My mother and I have never gotten along. I am honestly jealous of people, like Profgrrrrl, who have good relationships with their mothers. Of course, I’d have to have a completely different mother first. I tolerate her now–and of course I love her the way you love any relative–but I really just don’t understand her. Since I was very young, my mother has pushed me to be things I’m not, to try to fit me into whatever her vision of what I should be is. She’s still doing this, though thankfully, she can’t force this the way she used to. The results now are a complete talking past one another and not understanding where the other person is. A simple example. My yard. My mother is coming to visit and wants to work in my yard. She has no understanding of my not caring about my yard and my tiny postage stamp size of a yard. I have a feeling she will gasp when she sees it. Her working in the yard is not what I have issues with; it’s her not listening to me. She’ll say, maybe you need a small tree then. And I’ll say, As I said before, there wouldn’t be room for that. You can see how this would be a big problem on bigger issues. She’s still going to try to turn me and my yard into the epitome of suburban living. Which I really, really don’t want. I’m still holding out the possibility that she won’t gasp or make some backhanded compliment and will just plant some plants. Who knows. It’s probably more my issue anyway.

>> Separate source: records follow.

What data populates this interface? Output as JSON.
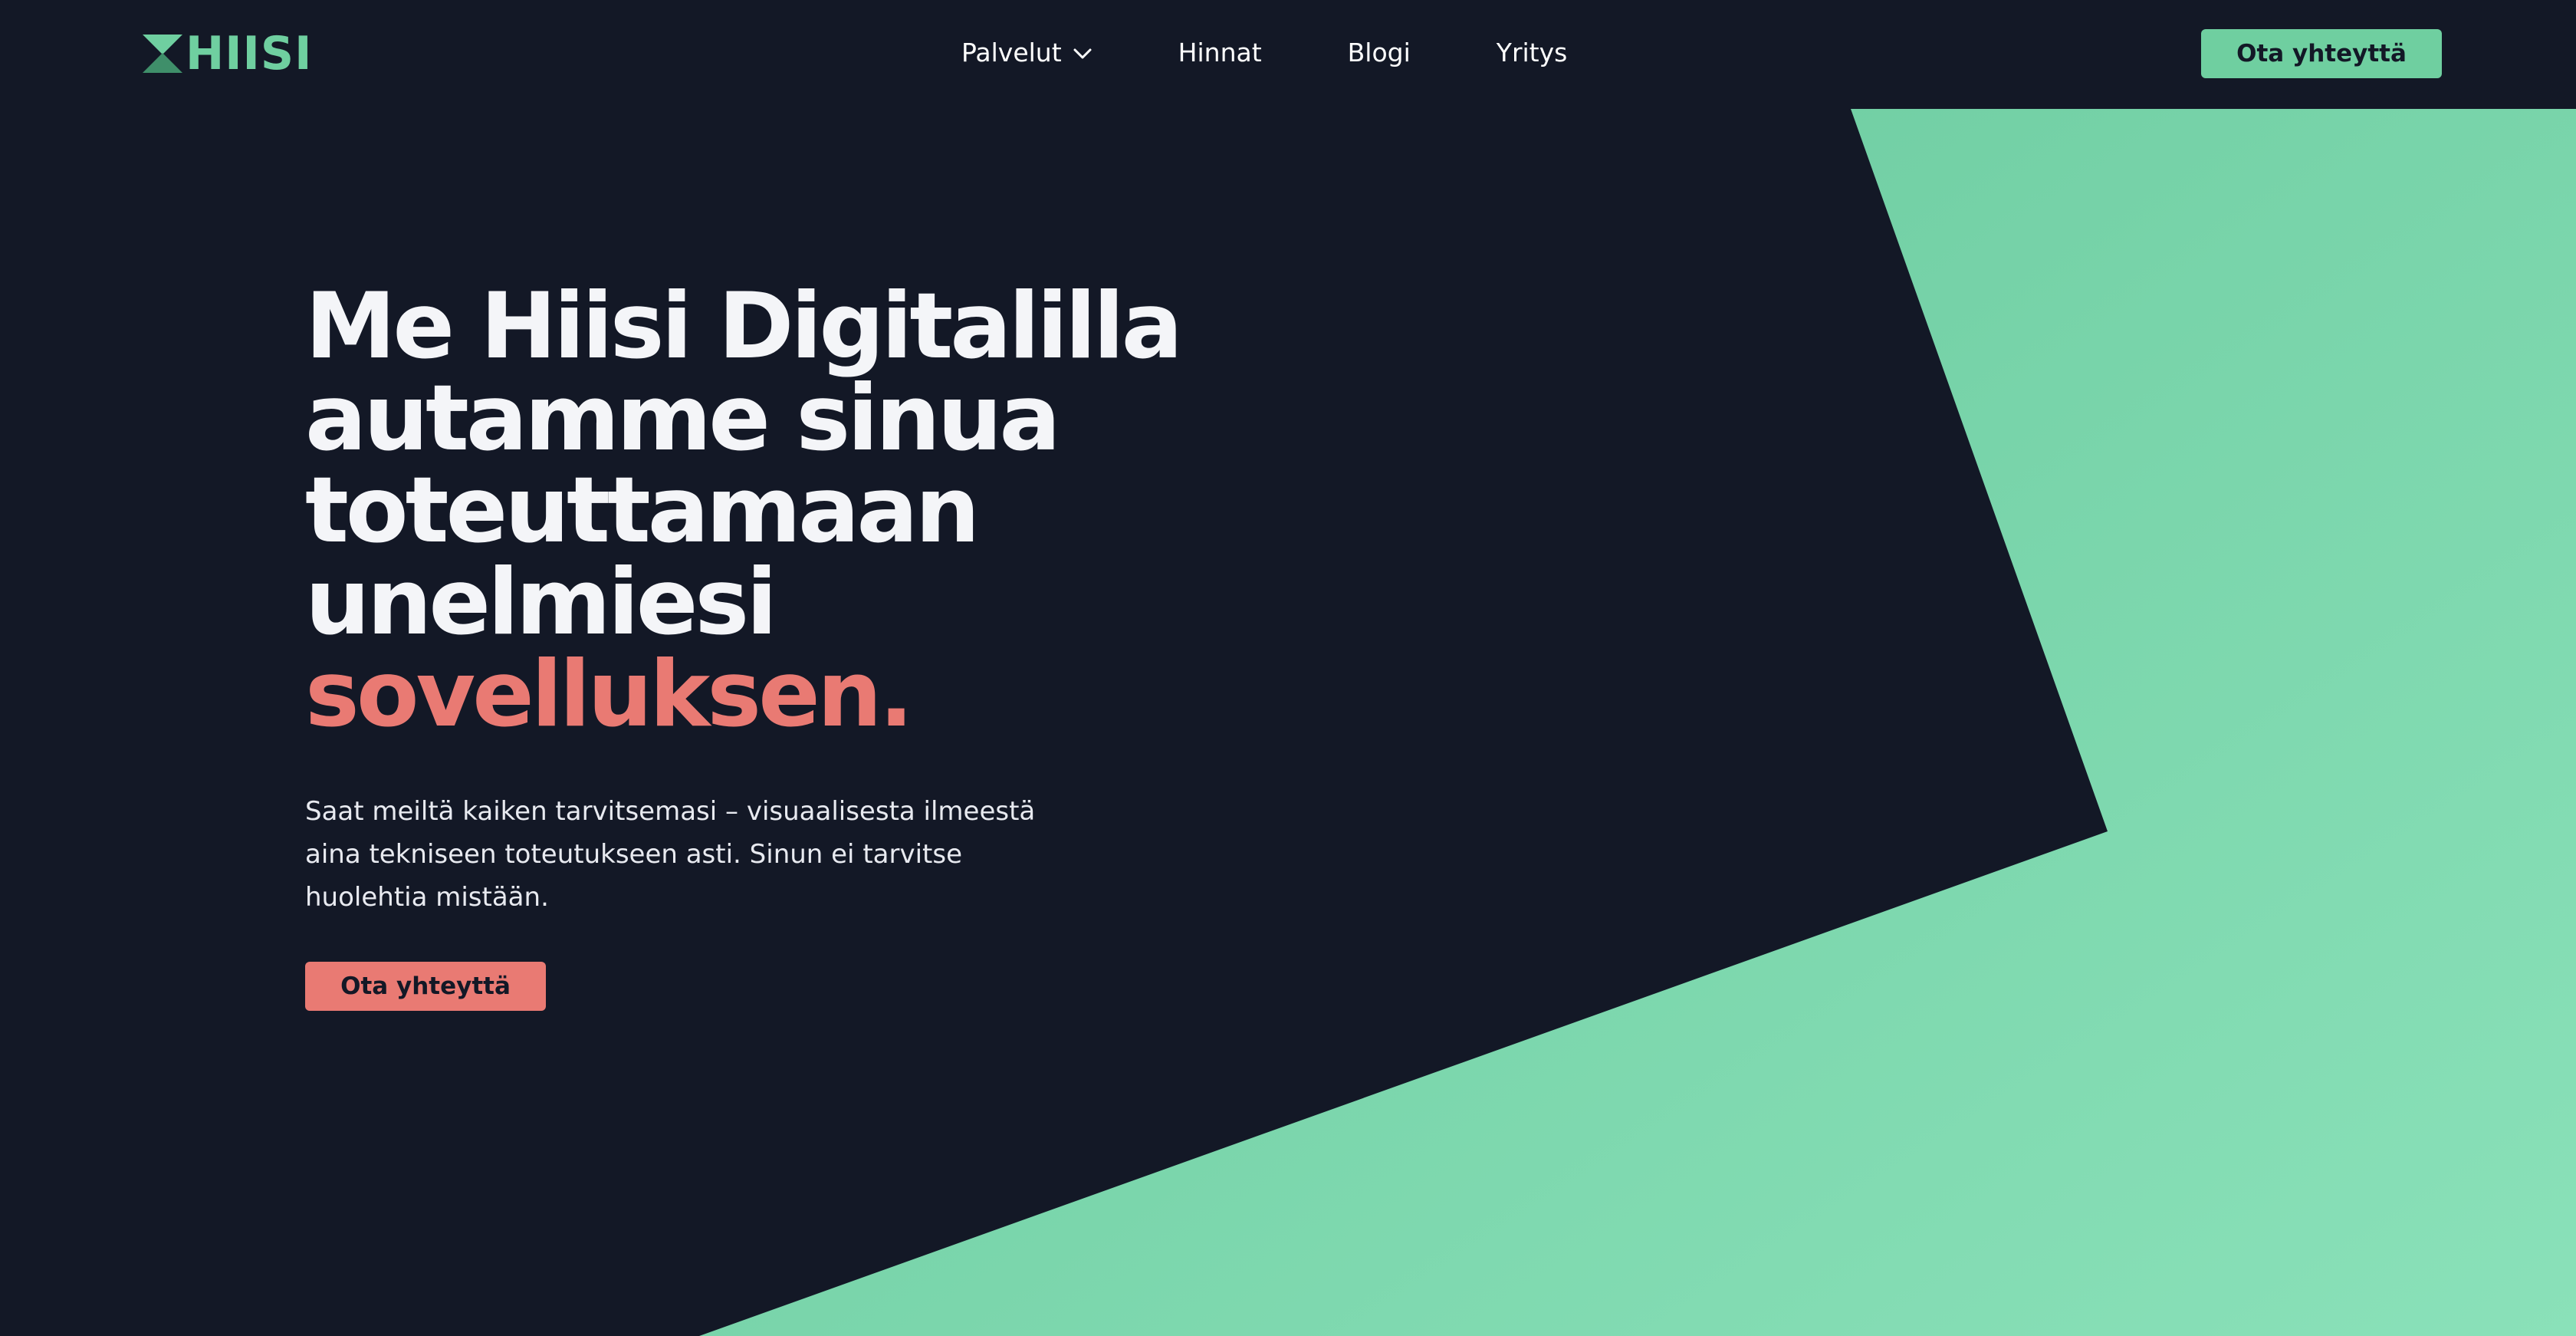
{
  "brand": {
    "name": "HIISI",
    "logo_icon": "hiisi-logo-mark",
    "color": "#6fcfa0"
  },
  "nav": {
    "items": [
      {
        "label": "Palvelut",
        "has_dropdown": true
      },
      {
        "label": "Hinnat",
        "has_dropdown": false
      },
      {
        "label": "Blogi",
        "has_dropdown": false
      },
      {
        "label": "Yritys",
        "has_dropdown": false
      }
    ],
    "dropdown_icon": "chevron-down-icon"
  },
  "header": {
    "cta_label": "Ota yhteyttä"
  },
  "hero": {
    "title_lines": [
      "Me Hiisi Digitalilla",
      "autamme sinua",
      "toteuttamaan",
      "unelmiesi"
    ],
    "title_accent": "sovelluksen.",
    "description": "Saat meiltä kaiken tarvitsemasi – visuaalisesta ilmeestä aina tekniseen toteutukseen asti. Sinun ei tarvitse huolehtia mistään.",
    "cta_label": "Ota yhteyttä"
  },
  "colors": {
    "background": "#131826",
    "accent_green": "#6fcfa0",
    "accent_coral": "#e97a73",
    "text_light": "#f4f5f8"
  }
}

I just feel uncomfortable around my mom. I’m sort of constantly afraid that we’ll end up fighting. I try my very best to let her comments slide, but sometimes the 100th comment the needles me is impossible to ignore.
Mr. Geeky said, after our last visit, that he thinks she’s the same person she was at 25. That kind of makes sense to me since as I’ve gotten older, I’ve gotten a little less tolerant or distant. I’m 37 and want a mom who knows what 37 is like and I’m not sure she does. She’s 60 going on 25.
Part of me wonders why I care. Why don’t I just write off our relationship and move on? But then there’s Mother’s Day and birthdays and holidays and we have to go through the motions of pretending we like each other. Sigh.
And I know I should be thankful to have a mom who cares about me, because it could be worse. But when what you’ve got kind of sucks . . .
And, of course, I worry about my own role as a mother. Am I going to repeat the same mistakes? Are my children going to feel the same way about me when they get older? And how the hell do you prevent that anyway?